How and Why Local LLMs Perform On Framework 13 AMD Strix Point

13 points by msf


woile

In case someone is interested. I've been tracking my progress with NixOS + strix halo here:

https://discourse.nixos.org/t/how-to-ollama-on-amd-strix-halo/74363

I'm no expert, and if you have better benchmarks please share!

symgryph

I normally won't post on these but the statistics are so wrong on every level. I regularly get things in excess of 100 g per second and I get an excess of 40 to 50 tokens per second with an MOE model that has 80 billion parameters. Also mention that this person only has 64 gigs! It makes a huge difference having more memory. If you quantize properly local llms work at much higher rates and are almost as effective as using the remote ones, at least for coding purposes. I will preface this with saying that I do use at least when coding this way, a larger lllm, say Gemini Pro to do some of the planning.
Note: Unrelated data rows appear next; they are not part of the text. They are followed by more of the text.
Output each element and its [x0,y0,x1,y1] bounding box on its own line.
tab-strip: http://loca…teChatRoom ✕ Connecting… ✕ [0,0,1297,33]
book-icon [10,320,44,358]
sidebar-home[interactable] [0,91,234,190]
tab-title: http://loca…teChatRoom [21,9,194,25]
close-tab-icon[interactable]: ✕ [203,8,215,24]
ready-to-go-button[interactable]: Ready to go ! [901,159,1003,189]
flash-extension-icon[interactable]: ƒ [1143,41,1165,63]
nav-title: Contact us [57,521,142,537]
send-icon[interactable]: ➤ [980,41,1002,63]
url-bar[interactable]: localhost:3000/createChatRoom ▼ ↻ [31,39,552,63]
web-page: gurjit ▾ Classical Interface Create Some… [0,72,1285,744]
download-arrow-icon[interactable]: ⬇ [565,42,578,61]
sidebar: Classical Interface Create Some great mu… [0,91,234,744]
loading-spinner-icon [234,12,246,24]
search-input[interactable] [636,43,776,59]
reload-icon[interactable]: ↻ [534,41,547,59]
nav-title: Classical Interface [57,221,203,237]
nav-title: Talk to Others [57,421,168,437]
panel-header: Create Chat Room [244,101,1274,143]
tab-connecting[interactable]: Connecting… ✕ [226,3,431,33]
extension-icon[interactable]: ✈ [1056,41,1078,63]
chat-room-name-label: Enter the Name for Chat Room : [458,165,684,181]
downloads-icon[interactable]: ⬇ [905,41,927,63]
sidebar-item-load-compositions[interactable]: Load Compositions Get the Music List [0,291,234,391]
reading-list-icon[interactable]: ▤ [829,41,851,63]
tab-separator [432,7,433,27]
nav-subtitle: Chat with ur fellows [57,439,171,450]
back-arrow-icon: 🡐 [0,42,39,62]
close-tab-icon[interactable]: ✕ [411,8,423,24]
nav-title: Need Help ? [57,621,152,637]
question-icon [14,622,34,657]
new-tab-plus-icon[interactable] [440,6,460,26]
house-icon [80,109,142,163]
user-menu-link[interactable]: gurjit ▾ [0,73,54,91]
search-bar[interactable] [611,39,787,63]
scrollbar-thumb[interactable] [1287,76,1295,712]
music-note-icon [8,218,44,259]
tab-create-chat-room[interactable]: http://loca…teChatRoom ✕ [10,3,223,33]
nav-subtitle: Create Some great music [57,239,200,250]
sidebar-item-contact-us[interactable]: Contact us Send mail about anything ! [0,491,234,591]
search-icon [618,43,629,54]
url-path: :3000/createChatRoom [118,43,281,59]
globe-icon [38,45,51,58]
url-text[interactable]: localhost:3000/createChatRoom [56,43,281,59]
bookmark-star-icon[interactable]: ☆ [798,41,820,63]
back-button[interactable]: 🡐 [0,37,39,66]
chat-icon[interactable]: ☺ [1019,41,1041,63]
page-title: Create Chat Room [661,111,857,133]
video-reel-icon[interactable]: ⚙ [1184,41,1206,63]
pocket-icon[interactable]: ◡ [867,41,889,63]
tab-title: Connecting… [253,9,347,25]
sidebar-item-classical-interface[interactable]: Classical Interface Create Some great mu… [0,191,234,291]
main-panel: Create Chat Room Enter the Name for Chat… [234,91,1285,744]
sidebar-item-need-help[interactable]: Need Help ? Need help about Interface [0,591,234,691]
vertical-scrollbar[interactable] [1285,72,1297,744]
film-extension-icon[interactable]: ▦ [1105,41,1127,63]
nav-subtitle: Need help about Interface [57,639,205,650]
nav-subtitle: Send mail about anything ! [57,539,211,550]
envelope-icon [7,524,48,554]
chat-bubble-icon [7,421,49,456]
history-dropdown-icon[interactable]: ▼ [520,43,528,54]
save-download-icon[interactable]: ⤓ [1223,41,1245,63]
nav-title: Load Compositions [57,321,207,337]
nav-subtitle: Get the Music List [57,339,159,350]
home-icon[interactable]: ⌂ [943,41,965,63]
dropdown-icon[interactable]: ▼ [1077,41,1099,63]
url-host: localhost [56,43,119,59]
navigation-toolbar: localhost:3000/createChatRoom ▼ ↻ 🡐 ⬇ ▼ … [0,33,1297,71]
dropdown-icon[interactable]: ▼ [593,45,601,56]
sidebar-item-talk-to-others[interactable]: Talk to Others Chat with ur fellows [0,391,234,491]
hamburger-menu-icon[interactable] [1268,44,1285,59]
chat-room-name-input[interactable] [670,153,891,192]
The only complaint that I would have is that many of the newer models do not work particularly well with AMD. And you will be very disappointed if you try to do anything python! But if you just want to do basic research it's it's not a bad buy. If you want to do ml for a living don't waste your time with us. AMD is still far far behind Nvidia in terms of software and I suspect it will be another for you several years before they're up to the same level in terms of software support.